La sombra del racismo judicial acecha al único argentino condenado a muerte
La Corte Suprema de Estados Unidos rechazó revisar el recurso de Víctor Saldaño y allana el camino para su ejecución. En una votación de 6 a 3, el tribunal desestimó considerar su discapacidad intelectual tras décadas de degradación mental en el corredor de la muerte.
El caso de Víctor Saldaño, quien lleva 30 años esperando su ejecución por un hecho cometido en 1995, es un exponente crítico de lo que su abogado, Juan Carlos Vega, denomina "racismo judicial". Tras el reciente fallo de la Corte Suprema estadounidense, que se negó a evaluar las evidencias de su discapacidad intelectual, el estado de Texas queda habilitado para fijar una fecha de ejecución definitiva. Vega sostiene que este proceso ha sido viciado desde su origen por protocolos discriminatorios que marcaron el destino del cordobés basándose en su origen étnico.
La primera condena de muerte contra Saldaño fue declarada nula por la propia Corte Suprema de EE. UU., que calificó el proceso como un "mamarracho jurídico". Según explica el letrado, el tribunal de Texas aplicó un protocolo de peligrosidad que clasificaba a los acusados según su raza: blanco, negro o latino. "Si vos caías en el casillero de latino o de negro americano, eras peligroso", afirma Vega, subrayando que este criterio racial fue la base de la primera sentencia de muerte.
Aunque en el segundo juicio de 2005 no se aplicó formalmente este protocolo racial, Saldaño llegó a esa instancia tras nueve años en el corredor de la muerte, lo que provocó una degradación mental absoluta.

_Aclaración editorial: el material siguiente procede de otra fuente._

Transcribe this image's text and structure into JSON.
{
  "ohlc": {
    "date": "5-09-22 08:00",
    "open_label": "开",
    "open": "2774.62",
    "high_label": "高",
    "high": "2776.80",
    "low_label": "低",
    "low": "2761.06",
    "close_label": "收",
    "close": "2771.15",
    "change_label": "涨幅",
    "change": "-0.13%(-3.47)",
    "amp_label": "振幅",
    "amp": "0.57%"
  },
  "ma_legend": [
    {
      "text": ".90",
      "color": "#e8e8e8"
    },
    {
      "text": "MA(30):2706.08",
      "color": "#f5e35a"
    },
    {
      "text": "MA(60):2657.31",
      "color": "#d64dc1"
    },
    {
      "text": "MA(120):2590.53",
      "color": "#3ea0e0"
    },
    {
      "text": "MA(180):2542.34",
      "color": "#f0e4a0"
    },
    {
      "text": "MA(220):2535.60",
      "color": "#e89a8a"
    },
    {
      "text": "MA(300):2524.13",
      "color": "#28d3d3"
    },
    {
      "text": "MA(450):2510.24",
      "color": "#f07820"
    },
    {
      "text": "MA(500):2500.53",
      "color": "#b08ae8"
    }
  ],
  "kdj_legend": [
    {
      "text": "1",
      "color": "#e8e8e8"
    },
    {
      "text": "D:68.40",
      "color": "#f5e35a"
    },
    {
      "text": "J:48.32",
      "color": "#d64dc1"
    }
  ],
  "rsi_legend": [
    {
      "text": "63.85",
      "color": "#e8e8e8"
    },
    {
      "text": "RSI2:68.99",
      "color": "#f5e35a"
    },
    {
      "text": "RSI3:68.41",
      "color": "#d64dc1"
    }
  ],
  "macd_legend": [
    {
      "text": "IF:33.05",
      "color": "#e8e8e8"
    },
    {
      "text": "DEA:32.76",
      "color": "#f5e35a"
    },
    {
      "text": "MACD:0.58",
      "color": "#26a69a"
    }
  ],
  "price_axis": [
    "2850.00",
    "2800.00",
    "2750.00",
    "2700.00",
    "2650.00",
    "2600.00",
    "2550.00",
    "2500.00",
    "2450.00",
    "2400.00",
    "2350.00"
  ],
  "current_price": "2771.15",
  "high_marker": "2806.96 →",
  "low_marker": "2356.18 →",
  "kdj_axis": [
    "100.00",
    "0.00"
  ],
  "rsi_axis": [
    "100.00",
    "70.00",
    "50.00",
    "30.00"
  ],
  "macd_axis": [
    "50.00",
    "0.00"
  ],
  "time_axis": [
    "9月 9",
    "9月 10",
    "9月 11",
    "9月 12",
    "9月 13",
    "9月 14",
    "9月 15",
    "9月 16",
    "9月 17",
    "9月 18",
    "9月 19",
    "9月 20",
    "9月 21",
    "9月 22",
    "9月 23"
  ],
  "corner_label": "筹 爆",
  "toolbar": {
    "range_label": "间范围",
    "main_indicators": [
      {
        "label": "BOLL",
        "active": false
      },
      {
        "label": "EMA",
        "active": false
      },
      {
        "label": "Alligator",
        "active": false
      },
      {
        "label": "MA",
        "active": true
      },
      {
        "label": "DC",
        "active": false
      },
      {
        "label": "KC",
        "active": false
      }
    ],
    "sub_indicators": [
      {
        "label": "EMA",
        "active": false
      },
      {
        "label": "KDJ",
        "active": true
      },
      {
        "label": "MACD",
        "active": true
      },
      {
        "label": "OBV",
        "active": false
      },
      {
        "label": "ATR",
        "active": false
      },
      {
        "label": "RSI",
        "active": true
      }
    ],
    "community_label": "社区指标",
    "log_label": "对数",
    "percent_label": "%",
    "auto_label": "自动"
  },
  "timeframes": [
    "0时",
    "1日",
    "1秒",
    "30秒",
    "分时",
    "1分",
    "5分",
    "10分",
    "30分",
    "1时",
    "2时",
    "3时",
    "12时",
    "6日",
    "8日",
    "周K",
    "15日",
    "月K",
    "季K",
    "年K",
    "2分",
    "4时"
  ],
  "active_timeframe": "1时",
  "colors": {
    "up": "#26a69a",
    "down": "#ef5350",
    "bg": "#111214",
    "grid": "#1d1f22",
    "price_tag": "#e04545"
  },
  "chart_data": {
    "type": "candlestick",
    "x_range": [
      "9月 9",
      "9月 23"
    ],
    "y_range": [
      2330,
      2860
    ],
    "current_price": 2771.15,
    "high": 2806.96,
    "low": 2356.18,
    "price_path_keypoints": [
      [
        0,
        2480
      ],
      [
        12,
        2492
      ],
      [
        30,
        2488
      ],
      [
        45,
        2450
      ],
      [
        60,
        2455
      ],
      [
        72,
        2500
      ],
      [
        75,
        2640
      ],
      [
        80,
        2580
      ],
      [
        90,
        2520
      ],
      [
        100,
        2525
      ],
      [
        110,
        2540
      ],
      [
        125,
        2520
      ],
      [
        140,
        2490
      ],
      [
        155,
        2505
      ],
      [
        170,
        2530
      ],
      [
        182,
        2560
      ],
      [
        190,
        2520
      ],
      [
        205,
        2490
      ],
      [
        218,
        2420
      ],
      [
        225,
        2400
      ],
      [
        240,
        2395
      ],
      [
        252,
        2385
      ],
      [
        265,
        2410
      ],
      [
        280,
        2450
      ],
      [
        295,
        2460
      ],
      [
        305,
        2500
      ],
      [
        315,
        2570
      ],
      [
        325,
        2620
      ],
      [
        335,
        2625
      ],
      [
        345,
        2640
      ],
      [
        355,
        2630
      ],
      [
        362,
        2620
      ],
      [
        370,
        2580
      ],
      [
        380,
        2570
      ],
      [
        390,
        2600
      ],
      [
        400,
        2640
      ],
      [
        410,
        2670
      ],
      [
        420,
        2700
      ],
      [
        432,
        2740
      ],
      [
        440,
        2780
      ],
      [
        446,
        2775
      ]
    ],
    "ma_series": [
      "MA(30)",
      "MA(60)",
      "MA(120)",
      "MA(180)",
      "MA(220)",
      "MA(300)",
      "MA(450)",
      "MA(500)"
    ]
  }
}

Expertos internacionales coinciden en que la permanencia prolongada en estas condiciones, bajo aislamiento de 23 horas diarias en celdas mínimas, constituye una forma de tortura que quiebra psicológicamente a cualquier persona. "En el 2005 aparece un Saldaño absolutamente loco", señala su defensa para ilustrar el estado del recluso al momento de su segunda condena.
Un hito fundamental en esta lucha fue el pronunciamiento de la Comisión Interamericana de Derechos Humanos en 2017, que declaró nulas ambas condenas por la presencia de racismo judicial. Vega destaca que esta fue la primera vez en la historia que se utilizó dicha figura legal en una sentencia, diferenciándola del racismo policial o laboral. A pesar de que el organismo ordenó a Estados Unidos sacar a Saldaño de forma urgente del corredor de la muerte, el mandato ha sido ignorado por casi una década.
Para el abogado y sociólogo, la política actual de Texas no es necesariamente la ejecución inmediata, sino "dejarlo morir" en prisión para evitar el escándalo internacional que supondría aplicar la inyección letal a alguien cuya condena fue declarada nula. "Texas nunca lo va a ejecutar porque si lo mata va a ser un escándalo internacional, ya que estará matando a una persona que ha sido declarada inocente por la nulidad", explica Vega, vinculando esta resistencia judicial con un trasfondo de racismo que considera el "huevo de la serpiente" de las injusticias actuales.
Finalmente, la defensa lamenta el cambio de postura del Estado argentino bajo la gestión actual, señalando que la Cancillería se ha desentendido del caso e incluso facilitaría un desenlace fatal. Mientras que figuras como el Papa Francisco han enviado notas diplomáticas apoyando la lucha contra el racismo y la pena de muerte en este caso, la madre de Saldaño, Lidia Guerrero, continúa su lucha en un contexto de creciente hostilidad política y judicial. Según Vega, el racismo sigue marcando la política de Estados Unidos, influyendo directamente en la vida de los migrantes y en las decisiones de sus tribunales.